Perhaps there isn’t one. Perhaps the unspoken motivation is simply to raise the visibility of the cause; hence the off-putting voyeurism. Constant reiterations of tales of woe are fed by those who benefit most from charity — local political leaders, charity officers, and the victims. This scaring of the statistically challenged public reminds me of H.L. Mencken’s words: “The whole aim of practical politics is to keep the populace in a continual state of alarm (and hence clamorous to be led to safety) by menacing them with an endless series of hobgoblins, all of them imaginary.” Change “politics” to “charity” and it fits.
Is the seasonal charity that flowers in late November and blooms through Christmas more efficient than the 365-day variety? It’s probably less so. If we increase demand, supply is sure to follow. Pay people to stand in line for a handout and they will. Pay them more, and you will get more lining up. This time of year, people queue for blocks waiting for “free” food, clothing, toys. Time is valuable, and the more of it wasted waiting, the more the cost of forgoing remunerative activities rises.

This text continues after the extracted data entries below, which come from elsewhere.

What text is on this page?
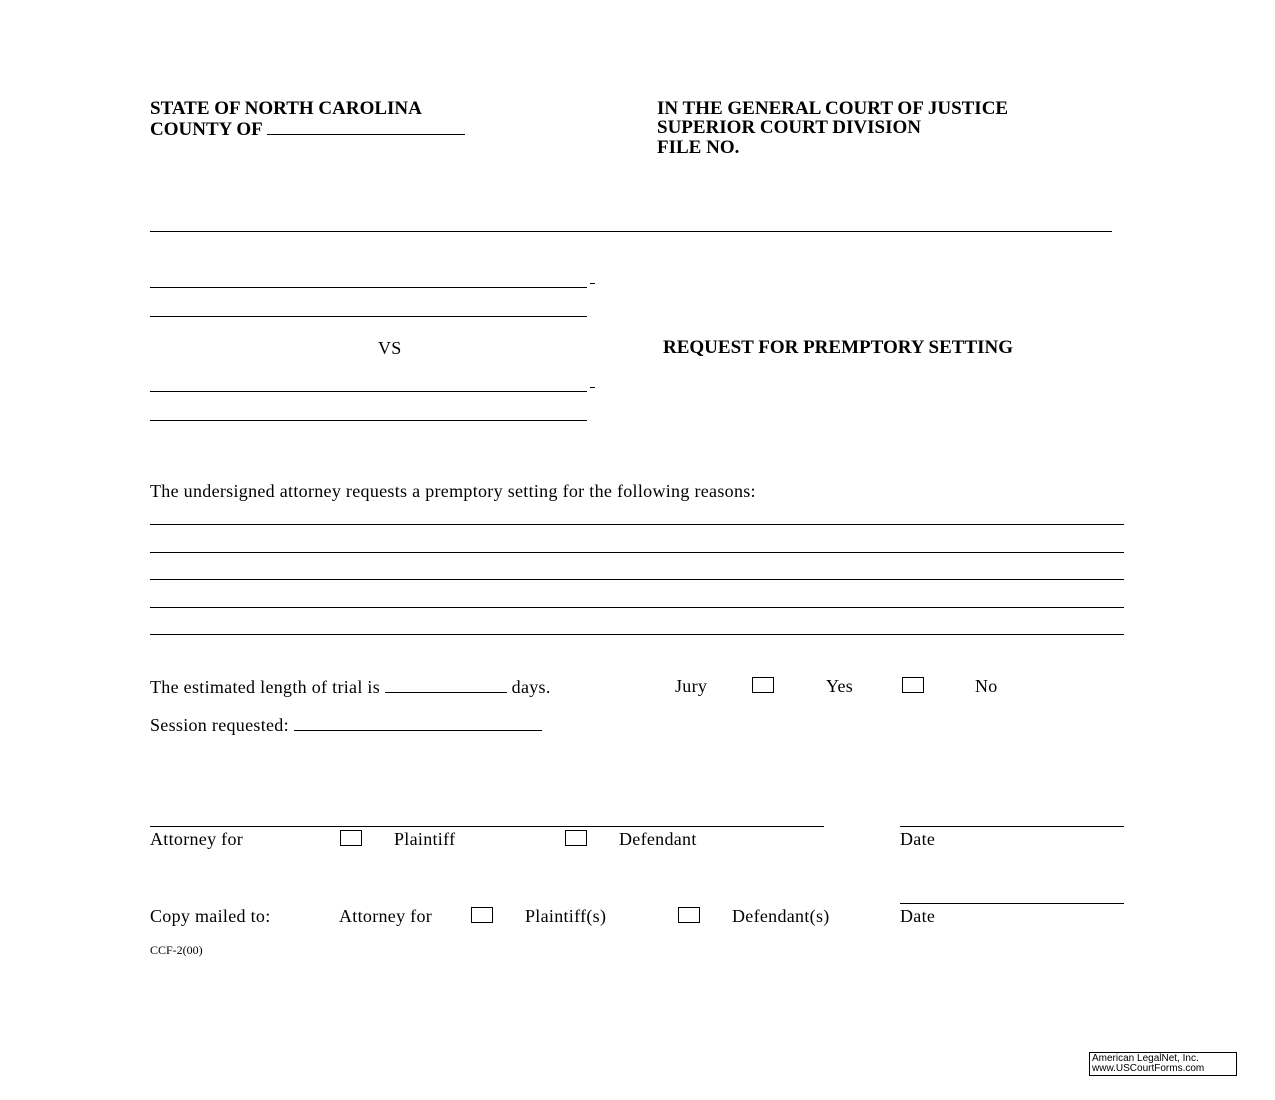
STATE OF NORTH CAROLINA
COUNTY OF
IN THE GENERAL COURT OF JUSTICE
SUPERIOR COURT DIVISION
FILE NO.
VS	REQUEST FOR PREMPTORY SETTING
The undersigned attorney requests a premptory setting for the following reasons:
The estimated length of trial is	days.	Jury	Yes	No
Session requested:
Attorney for	Plaintiff	Defendant	Date
Copy mailed to:	Attorney for	Plaintiff(s)	Defendant(s)	Date
CCF-2(00)
American LegalNet, Inc.
www.USCourtForms.com
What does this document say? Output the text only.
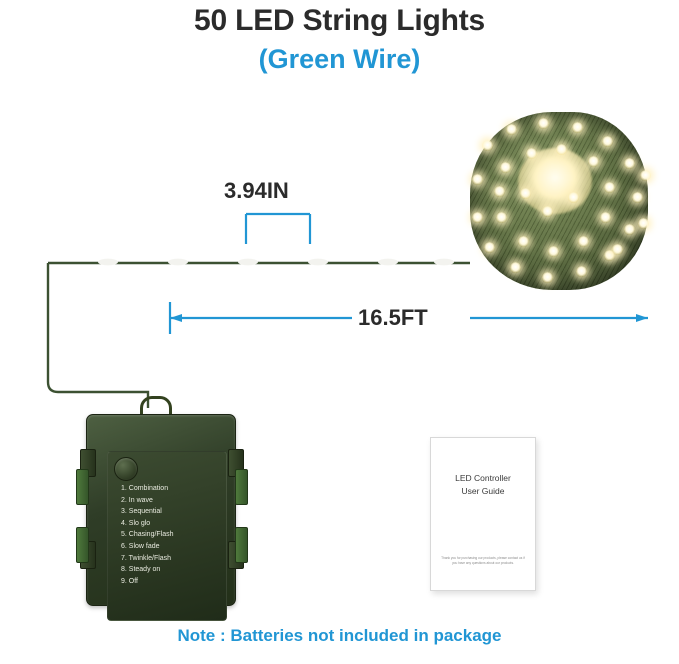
50 LED String Lights
(Green Wire)
3.94IN
16.5FT
1. Combination
2. In wave
3. Sequential
4. Slo glo
5. Chasing/Flash
6. Slow fade
7. Twinkle/Flash
8. Steady on
9. Off
LED Controller
User Guide
Thank you for purchasing our products, please contact us if you have any questions about our products.
Note : Batteries not included in package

This is not to say charity is without benefit (look no further than the Mises Institute); but charities that trade in the distribution of rivalrous goods and services experience diseconomy of scale and loss of focus as their girth expands.1
The monumental redistributive charitable ambitions of Messrs. Gates, Zuckerberg, and Buffett, of the United Way, the American Cancer Society, and Susan G. Komen, et al. are best left to the locals, or better yet, the profit-seeking entrepreneurs. Our health and living standards have virtually nothing to do with charity and virtually everything to do with entrepreneurs solving problems. Had we depended on only alms and goodwill to elevate our living standards, we would still be squatting in mud huts.
And for those worried that civilization will collapse into intolerable misery if the policy-forming, heartstring-tugging, political-rent-seeking charity behemoths fade from the landscape, don’t worry: as Mises said, “No civilized community has callously allowed the incapacitated to perish.”
- 1Most of LvMI “charity” is nonrivalrous. For example, my downloading and consuming Man, Economy, and State doesn’t prevent you from downloading and consuming Man, Economy, and State. But if someone gives me a cancer treatment, a turkey, or a shirt, you are excluded from using that cancer treatment, turkey, or shirt. So those goods are rivalrous.